The quality assurance system in place only included feedback from people using the service. Relatives, staff and health care professionals did not have the opportunity to feedback about the services being provided.

Is the service well-led?

There was a new management structure in place as the service had identified shortfalls in the management of the service. At the time of the inspection there was a new manager and four new relationship managers. Relationship managers were senior staff responsible for assessing and reviewing people's care plans.

There was a lack of quality monitoring in the service to make sure people were receiving the care they needed. The audits to make sure the quality of service was being provided effective had not been carried out since March 2014 this was before the service expanded. Therefore, there was limited information to evidence that the appropriate checks had been made to make sure people were receiving the care they needed.

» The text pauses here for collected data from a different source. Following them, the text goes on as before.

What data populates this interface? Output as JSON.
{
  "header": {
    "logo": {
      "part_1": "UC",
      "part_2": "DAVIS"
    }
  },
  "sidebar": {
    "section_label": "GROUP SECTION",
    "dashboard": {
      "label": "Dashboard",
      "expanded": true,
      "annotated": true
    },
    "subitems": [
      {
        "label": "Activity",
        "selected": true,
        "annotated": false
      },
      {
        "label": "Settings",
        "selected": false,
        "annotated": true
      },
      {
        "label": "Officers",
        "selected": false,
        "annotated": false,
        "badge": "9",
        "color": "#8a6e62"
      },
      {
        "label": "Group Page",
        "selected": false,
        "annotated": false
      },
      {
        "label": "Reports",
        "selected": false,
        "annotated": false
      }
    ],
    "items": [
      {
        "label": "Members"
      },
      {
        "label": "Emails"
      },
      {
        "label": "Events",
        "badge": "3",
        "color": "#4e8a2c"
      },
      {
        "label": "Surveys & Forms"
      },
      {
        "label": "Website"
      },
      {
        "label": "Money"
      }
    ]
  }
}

Staff received supervision although this was not in line with timescales within the services policy.

30 July 2013

During a routine inspection

The service was first registered with the Care Quality Commission in March 2013. This was the first inspection of this small service since registration. At the time of our inspection 32 people were receiving help with personal care. We visited the office and spoke with the registered manager, the office staff and a care worker. We later spoke to six people who used the service, three relatives and four staff by telephone.

People told us that their privacy and dignity was respected and their independence was encouraged. People said they were happy with the care and support they received. One person told us "It's very efficient, the paperwork is clear and we're quite satisfied at the moment'. Another person said, 'It's been absolutely brilliant'. People knew about their care plans and had discussed their care and support with staff. People felt safe using the service and when staff visited their homes. People told us they thought that the service recruited the right calibre of staff. One person said, 'Most of them are all right'. Another person said, 'They are fantastic'. People said they had been asked for their views and feedback on the service provided. People told us they felt confident any concerns would be addressed.